You can easily manage the failover and failback of your applications. Failover is the process of migrating an application or workload from your source cluster to a destination cluster in the event of a failure or disruption in the source cluster. Failback is the process of moving the application and its data back to the source cluster once the source cluster is restored and operational again.
Types of disaster recovery
This section describes the synchronous and asynchronous methods for achieving Disaster Recovery (DR) between multiple clusters when using Portworx.
Synchronous DR
Synchronous DR involves the immediate replication of any changes made to data or applications on the source cluster to the destination cluster.
In a Synchronous DR setup, a single Portworx cluster spans both the source and destination clusters.
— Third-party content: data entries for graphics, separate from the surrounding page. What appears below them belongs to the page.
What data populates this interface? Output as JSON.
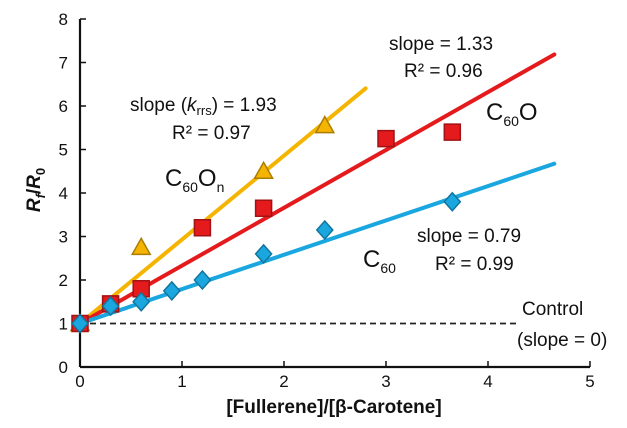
{
  "chart_data": {
    "type": "scatter",
    "xlabel": "[Fullerene]/[β-Carotene]",
    "ylabel": "Rf/R0",
    "xlim": [
      0,
      5
    ],
    "ylim": [
      0,
      8
    ],
    "xticks": [
      "0",
      "1",
      "2",
      "3",
      "4",
      "5"
    ],
    "yticks": [
      "0",
      "1",
      "2",
      "3",
      "4",
      "5",
      "6",
      "7",
      "8"
    ],
    "grid": false,
    "legend": "none",
    "series": [
      {
        "name": "C60On",
        "color": "#f4b400",
        "marker": "triangle",
        "points": [
          [
            0,
            1.0
          ],
          [
            0.6,
            2.75
          ],
          [
            1.8,
            4.5
          ],
          [
            2.4,
            5.55
          ]
        ],
        "fit": {
          "slope": 1.93,
          "intercept": 1.0,
          "x_end": 2.8
        }
      },
      {
        "name": "C60O",
        "color": "#e41a1c",
        "marker": "square",
        "points": [
          [
            0,
            1.0
          ],
          [
            0.3,
            1.45
          ],
          [
            0.6,
            1.8
          ],
          [
            1.2,
            3.2
          ],
          [
            1.8,
            3.65
          ],
          [
            3.0,
            5.25
          ],
          [
            3.65,
            5.4
          ]
        ],
        "fit": {
          "slope": 1.33,
          "intercept": 1.0,
          "x_end": 4.65
        }
      },
      {
        "name": "C60",
        "color": "#1aa7e0",
        "marker": "diamond",
        "points": [
          [
            0,
            1.0
          ],
          [
            0.3,
            1.4
          ],
          [
            0.6,
            1.5
          ],
          [
            0.9,
            1.75
          ],
          [
            1.2,
            2.0
          ],
          [
            1.8,
            2.6
          ],
          [
            2.4,
            3.15
          ],
          [
            3.65,
            3.8
          ]
        ],
        "fit": {
          "slope": 0.79,
          "intercept": 1.0,
          "x_end": 4.65
        }
      },
      {
        "name": "Control",
        "color": "#222222",
        "dashed": true,
        "line": {
          "y": 1.0,
          "x_start": 0,
          "x_end": 4.3
        }
      }
    ],
    "annotations": {
      "c60on_slope_prefix": "slope (",
      "c60on_slope_k": "k",
      "c60on_slope_k_sub": "rrs",
      "c60on_slope_suffix": ") = 1.93",
      "c60on_r2": "R² = 0.97",
      "c60o_slope": "slope = 1.33",
      "c60o_r2": "R² = 0.96",
      "c60_slope": "slope = 0.79",
      "c60_r2": "R² = 0.99",
      "control_line1": "Control",
      "control_line2": "(slope = 0)"
    },
    "series_labels": {
      "c60on_base": "C",
      "c60on_sub": "60",
      "c60on_o": "O",
      "c60on_sub2": "n",
      "c60o_base": "C",
      "c60o_sub": "60",
      "c60o_o": "O",
      "c60_base": "C",
      "c60_sub": "60"
    },
    "ylabel_parts": {
      "r1": "R",
      "s1": "f",
      "slash": "/",
      "r2": "R",
      "s2": "0"
    }
  }
}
This is achieved by providing a common external key-value store endpoint during the installation of Portworx on all clusters. Once a single stretched Portworx cluster is established, volumes are automatically replicated across the clusters. This ensures consistent and up-to-date data on both the source and destination clusters.
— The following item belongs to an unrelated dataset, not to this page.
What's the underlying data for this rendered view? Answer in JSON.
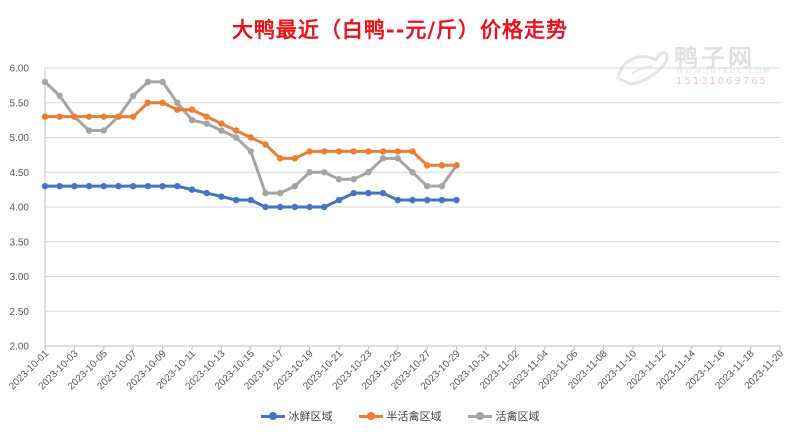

With this setup, the Recovery Point Objective (RPO) is zero, and the Recovery Time Objective (RTO) is less than 60 seconds.
You should consider this method when:
-
Your source and destination clusters are within the same Metropolitan Area Network (MAN), including:
- The same cloud region, i.e on-prem environments (potentially in different zones).
- The same datacenter or datacenters located within a 50-mile proximity.
-
Network latency between the nodes remains under 10 ms. This low latency requirement ensures the seamless synchronization and replication of data between the source and destination clusters.
Asynchronous DR
Asynchronous DR involves replicating data from a source cluster to a destination cluster with a delay between the data changes occurring on the source cluster and their replication to the destination cluster.
In an Asynchronous DR setup, a separate Portworx cluster is installed on each OpenShift cluster. This method can be used in a heterogeneous environment. For volume replications, you need to create migration schedules to migrate applications and volumes between the clusters that are paired.
With this setup, the Recovery Point Objective (RPO) is 15 minutes and the Recovery Time Objective (RTO) is less than 60 seconds.
You should consider this setup when:
- Nodes in all your clusters are in the different regions or datacenter.
- The network latency between the nodes is higher than 10 ms.